Whatever the reason, Thiz asked your father a bunch of questions about death right after you were born.  Now, however, the preoccupation with death as well as the latent ambivalence about sisterhood is coming out indirectly, in pretend play and in song lyrics.

Two days ago, while I cooked dinner, Thisbe made play-doh pizzas at the breakfast nook table.  This naturally progressed into a scenario in which Captain Von Trapp was trying to kill Maria and Maria was proclaiming that she didn't want to die.

Later, as we colored, Thisbe said, you know what would be sad, Mama?  
What?  I asked.
If wolves came and bit off baby brother's head. 
Yes, I affirmed, that would be sad.

Yesterday, as I nursed you, your sister approached with a play kitchen knife.
I'm going to pretend to cut baby brother up into lots of pieces, she announced casually.  Just pretend.
Nope, I said.  We're not going to pretend that.
I'll just cut you then, she said.
Nope, I said.
Just feel the edge of the blade, Mama.  It's not sharp.
I reluctantly lifted a finger off your head.  You're right, Thisbe, it's not sharp.
Then your sister turned back to her kitchen.  I guess I'll just cut some bread then, she mumbled rather despondantly.
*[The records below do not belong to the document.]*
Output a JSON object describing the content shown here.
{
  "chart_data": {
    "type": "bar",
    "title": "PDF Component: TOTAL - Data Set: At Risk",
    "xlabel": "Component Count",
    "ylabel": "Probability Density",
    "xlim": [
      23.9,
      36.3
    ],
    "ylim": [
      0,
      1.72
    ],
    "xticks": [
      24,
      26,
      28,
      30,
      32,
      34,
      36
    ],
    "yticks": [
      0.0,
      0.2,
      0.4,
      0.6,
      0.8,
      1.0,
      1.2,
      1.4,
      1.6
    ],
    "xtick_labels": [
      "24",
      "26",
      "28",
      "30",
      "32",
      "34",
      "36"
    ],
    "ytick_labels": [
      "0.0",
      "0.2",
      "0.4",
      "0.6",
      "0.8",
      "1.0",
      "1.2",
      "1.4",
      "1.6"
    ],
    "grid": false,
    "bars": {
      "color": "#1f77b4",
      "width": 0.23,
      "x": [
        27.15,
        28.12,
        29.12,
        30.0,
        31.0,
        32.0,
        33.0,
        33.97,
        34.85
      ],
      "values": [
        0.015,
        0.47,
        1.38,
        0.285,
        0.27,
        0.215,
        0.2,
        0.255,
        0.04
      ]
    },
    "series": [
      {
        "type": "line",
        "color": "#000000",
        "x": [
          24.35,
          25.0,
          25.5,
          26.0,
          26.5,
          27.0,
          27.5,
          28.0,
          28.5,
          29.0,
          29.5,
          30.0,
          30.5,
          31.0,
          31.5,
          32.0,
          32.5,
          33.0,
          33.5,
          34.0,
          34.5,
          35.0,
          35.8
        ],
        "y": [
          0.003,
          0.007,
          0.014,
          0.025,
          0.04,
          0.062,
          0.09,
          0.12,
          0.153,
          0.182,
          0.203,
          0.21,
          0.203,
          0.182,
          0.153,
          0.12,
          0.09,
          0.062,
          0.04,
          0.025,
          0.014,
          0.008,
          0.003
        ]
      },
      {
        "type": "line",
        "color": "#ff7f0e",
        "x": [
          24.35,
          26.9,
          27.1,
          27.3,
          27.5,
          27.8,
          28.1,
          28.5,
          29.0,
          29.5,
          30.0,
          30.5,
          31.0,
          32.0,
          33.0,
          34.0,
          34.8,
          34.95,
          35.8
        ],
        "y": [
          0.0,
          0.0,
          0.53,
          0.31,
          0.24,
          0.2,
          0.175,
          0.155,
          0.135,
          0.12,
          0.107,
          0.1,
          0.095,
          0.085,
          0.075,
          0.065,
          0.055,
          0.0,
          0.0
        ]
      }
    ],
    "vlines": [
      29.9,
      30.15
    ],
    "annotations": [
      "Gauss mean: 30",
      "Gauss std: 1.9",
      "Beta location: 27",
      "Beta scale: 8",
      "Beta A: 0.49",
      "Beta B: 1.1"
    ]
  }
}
But perhaps my favorite incident was a recent lullaby that began with oh brother I love you and you are the most beautiful baby in the world and ended with sometimes the wolves will come to eat you and sometimes the volcano will pour fire all over you.  Maybe your sister is a psalmist at heart.

Daddy thinks it's best not to intervene too much in this kind of play, that it's a good and healthy way for your sister to work through these emotions.  And most of the time I think he's right.  Although, as the worrier in the family, I also see myself in an unattractive suit testifying before a jury about the early signs of sociopathy in my daughter.

As a writer, I am jealous of your sister's unfiltered access to all of her emotions.  Obviously, as adults a filter becomes necessary so that we don't sing to the grocery clerk, I said paper not plastic, paper not plastic, oh woman with the intelligence of a crayfish.  But as adults we also learn to feel shame, to feel apologetic for experiencing the darker emotions in the first place.  It is a relief--though mildly appalling--to watch these feeling wash through your sister, to hear her sing them out in a song and then put on her green velvet gloves, ready for whatever comes next.